The next interpretation involves “rolled skills” to determine the outcome of social interactions. It is difficult to boil down all the many, many options for skills in games but let’s just go simple and talk about something like the Pathfinder (3.5 D&D) Diplomacy skill. Now, when facing down the NPC Noble, instead of an initial reaction roll, the reaction roll is set by the player rolling a D20 and modifying it by character skill to set the NPC’s initial mood. (As an aside, I’ve always wanted a group modifier to this roll because it seems so unlikely that a group would be judged by just one member.) The NPC Noble is not resisting in the Diplomacy example – but opposed social skills create the same issue, which is, it is easy for the results of this skill roll to become a sticking point between the players and the GM because the biggest question that starts to linger is – how beholden is the GM to respond to the result of this roll and how much effort must a player be willing to exert as part of the interaction? That is, should a player be required to actually play out the effort or is a roll and a simple description (or just a roll) enough?
There are other scenarios I could elaborate but these tend to hit the most common points. I don’t really want to indulge in specific answers at this point as to what I think is right or wrong with any of these scenarios but the two things which always stand out to me are the sliding scales of effort and interpretation (specifically GM interpretation). That is, how much “work” is required of the player and how much GM adjudication goes into the final outcome of the social encounter.
I think I’ll leave it there today and give others a chance to chime in with comments.
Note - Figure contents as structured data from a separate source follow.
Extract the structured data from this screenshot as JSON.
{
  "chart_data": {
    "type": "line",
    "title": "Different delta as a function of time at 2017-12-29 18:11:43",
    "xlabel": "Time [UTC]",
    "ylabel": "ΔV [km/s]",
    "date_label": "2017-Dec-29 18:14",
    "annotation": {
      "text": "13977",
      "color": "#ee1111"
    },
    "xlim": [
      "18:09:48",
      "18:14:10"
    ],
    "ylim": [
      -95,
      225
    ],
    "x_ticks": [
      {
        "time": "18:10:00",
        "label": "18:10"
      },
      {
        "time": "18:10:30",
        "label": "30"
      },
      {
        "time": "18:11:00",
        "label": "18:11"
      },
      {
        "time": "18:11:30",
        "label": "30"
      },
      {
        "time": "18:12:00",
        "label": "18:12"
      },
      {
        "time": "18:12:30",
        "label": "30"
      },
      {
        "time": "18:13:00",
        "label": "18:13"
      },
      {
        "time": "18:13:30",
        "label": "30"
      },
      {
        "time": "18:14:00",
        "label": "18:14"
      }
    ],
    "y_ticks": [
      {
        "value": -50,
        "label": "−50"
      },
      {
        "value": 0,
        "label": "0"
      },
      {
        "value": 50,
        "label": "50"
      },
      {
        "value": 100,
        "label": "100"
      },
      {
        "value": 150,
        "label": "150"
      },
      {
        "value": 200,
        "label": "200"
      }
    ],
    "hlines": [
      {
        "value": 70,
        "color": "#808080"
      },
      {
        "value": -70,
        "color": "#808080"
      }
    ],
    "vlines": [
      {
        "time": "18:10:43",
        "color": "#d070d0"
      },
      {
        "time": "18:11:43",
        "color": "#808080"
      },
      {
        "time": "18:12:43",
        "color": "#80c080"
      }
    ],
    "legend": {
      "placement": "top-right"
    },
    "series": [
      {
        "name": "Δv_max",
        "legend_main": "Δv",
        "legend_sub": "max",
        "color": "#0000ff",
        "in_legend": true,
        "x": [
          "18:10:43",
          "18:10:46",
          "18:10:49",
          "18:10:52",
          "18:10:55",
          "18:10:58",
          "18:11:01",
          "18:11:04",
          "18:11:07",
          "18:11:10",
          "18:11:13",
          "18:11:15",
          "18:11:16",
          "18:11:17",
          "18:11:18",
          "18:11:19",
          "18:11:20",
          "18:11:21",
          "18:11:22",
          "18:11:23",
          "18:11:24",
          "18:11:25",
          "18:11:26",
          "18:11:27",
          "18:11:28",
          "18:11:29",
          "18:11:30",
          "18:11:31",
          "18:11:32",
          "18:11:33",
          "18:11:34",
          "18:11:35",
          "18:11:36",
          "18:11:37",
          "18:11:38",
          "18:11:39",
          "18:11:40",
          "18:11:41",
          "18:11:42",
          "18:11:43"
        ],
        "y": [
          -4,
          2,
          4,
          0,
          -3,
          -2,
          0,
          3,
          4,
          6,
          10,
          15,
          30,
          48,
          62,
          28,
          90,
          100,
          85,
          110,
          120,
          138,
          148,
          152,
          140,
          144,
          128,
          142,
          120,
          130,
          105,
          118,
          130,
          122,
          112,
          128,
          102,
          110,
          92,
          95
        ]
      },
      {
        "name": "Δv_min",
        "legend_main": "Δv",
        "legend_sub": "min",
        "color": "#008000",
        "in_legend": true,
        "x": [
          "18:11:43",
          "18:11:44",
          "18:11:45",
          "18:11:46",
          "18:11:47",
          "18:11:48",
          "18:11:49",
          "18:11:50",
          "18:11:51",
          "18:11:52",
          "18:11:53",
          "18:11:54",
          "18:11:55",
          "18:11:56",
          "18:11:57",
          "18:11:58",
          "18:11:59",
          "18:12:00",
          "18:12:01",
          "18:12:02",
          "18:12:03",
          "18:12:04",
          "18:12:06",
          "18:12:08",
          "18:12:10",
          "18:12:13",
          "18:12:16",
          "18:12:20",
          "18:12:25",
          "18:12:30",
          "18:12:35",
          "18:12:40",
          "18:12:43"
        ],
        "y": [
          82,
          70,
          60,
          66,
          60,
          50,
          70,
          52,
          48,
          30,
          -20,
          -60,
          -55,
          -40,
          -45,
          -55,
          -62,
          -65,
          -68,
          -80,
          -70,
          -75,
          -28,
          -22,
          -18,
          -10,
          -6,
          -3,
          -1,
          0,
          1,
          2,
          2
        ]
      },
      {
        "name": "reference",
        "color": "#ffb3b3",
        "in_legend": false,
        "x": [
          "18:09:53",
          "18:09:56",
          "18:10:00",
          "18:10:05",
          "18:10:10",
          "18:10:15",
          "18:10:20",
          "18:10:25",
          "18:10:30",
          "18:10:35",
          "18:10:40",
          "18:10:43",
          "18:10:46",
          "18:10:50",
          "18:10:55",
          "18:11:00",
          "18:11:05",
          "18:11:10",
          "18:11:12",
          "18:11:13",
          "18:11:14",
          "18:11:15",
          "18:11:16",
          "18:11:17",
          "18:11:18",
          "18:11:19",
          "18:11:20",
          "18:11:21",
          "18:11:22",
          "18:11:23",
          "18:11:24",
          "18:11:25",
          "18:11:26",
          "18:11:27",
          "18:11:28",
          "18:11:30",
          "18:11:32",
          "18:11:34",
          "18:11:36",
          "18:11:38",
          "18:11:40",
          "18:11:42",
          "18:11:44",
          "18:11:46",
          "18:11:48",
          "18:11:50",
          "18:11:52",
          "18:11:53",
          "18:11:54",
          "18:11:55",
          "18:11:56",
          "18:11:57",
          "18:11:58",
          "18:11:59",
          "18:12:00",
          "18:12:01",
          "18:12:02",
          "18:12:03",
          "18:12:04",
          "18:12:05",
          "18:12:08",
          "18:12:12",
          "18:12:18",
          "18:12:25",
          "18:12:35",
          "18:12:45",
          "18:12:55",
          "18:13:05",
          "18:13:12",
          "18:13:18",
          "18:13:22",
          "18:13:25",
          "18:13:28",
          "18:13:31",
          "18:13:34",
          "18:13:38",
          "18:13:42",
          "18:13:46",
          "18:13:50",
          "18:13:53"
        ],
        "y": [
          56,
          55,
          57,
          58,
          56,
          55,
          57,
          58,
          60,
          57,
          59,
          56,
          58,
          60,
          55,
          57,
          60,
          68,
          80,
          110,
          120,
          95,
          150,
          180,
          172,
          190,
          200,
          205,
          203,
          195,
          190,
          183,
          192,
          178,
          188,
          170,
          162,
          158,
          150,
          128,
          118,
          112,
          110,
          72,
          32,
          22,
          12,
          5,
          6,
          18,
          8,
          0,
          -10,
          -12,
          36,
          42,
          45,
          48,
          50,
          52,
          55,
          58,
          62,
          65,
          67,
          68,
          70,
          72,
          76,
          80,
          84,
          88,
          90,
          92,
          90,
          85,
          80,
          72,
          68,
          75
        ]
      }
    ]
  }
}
Over the next couple posts I want to explore a few more aspects of this – how social skills create awkward situations when considered in character vs. character contexts and how social skills create a safety net for players such that a quiet, reserved player can still take on the role of the party “face” and how this interacts with other parts of the system – like how players can explore playing “very smart” or “very strong” PCs based on stats but because of the social vs. game dimension of the rpg experience, social skills are always the roughest sticking points of systems and interactions at the table.
As always, thanks for reading and please keep in mind when commenting that I am fully aware that the scenarios above are both without context and without moderation… something I intend to address at the end of this rumination.